We also learn quite a bit about Sonic Youth. Lyrics from the first EP were drawn from a hat and then, to the great amusement of the band, admired by critics. Gerhard Richter wasn’t much of a Sonic Youth fan and probably wouldn’t have allowed them to use his candle painting for Daydream Nation if it hadn’t been for his wife Isa Genzken. Sonic Youth performed at a charity event for Neil Young’s children and Gordon accidentally yelled “Fuck” in front of an audience of kids. Sister is inspired by Philip K. Dick and Evol is their “faux-goth record.” Little Trouble Girl is a tribute to the Shangri-Las. Gordon also talks quite openly about inner-band politics. Sonic Youth shared publishing rights and “Thurston grew to resent that.” She and Ranaldo regularly butted heads, and Steve Shelley is barely mentioned at all. “A band almost defines the word dysfunction,” she writes. But while Sonic Youth seems to have had its share of problems, the band comes across as remarkably sane and functional.

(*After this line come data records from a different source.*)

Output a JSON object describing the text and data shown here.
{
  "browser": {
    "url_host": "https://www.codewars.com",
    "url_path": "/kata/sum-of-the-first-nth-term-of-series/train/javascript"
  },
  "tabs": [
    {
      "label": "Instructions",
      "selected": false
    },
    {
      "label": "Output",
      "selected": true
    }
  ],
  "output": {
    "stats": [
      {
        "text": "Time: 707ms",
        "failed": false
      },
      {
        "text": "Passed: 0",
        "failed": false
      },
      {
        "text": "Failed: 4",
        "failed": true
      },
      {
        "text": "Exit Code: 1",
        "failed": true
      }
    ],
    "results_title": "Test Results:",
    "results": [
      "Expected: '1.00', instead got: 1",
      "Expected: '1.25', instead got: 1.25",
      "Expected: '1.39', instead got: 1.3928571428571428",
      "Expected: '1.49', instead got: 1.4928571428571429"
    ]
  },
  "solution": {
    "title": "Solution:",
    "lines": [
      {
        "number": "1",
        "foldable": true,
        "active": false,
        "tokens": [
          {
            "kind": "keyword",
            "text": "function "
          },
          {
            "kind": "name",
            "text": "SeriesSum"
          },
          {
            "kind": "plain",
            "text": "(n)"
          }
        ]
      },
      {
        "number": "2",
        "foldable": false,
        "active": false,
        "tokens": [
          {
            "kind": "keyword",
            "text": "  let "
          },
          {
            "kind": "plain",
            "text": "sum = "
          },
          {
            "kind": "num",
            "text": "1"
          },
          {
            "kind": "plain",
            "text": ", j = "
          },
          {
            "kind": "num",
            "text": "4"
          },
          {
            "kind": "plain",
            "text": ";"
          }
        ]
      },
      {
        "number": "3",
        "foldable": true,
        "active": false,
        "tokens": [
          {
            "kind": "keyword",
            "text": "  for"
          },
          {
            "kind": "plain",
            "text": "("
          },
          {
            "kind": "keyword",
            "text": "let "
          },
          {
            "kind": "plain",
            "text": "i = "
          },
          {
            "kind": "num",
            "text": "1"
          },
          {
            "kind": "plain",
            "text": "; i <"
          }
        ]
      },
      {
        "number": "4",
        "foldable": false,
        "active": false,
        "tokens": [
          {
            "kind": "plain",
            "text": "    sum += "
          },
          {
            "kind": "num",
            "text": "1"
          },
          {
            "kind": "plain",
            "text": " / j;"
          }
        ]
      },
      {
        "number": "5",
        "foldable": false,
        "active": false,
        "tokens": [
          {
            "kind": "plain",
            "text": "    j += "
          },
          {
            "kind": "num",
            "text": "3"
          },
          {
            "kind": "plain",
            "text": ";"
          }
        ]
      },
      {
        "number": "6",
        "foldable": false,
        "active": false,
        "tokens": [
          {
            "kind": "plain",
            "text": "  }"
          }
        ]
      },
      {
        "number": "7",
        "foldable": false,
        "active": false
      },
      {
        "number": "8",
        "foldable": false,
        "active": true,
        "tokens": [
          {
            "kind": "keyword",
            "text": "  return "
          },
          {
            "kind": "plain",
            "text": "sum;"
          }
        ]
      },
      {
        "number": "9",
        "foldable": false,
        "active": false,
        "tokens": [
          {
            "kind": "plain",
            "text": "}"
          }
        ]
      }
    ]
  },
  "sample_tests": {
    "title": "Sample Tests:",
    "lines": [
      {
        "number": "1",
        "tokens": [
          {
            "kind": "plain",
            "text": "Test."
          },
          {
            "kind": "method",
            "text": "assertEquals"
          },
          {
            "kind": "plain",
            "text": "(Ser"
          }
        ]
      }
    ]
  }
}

Critical insights on a variety of topics are as much a part of Girl In A Band as Gordon’s personal narrative. She writes beautifully about California, fashion, jazz vocals, feminism and motherhood. The book is also a thorough answer to that despised question: “What’s it like being a girl in a band?” Sonic Youth may be over, but Gordon’s career is evolving. Girl In A Band is many books at once—memoir, rock tell-all, cultural criticism and personal tribute to the artists and musicians that inspired her over the years. It’s also a final laugh at how silly that question is—a question that Gordon will never be asked again.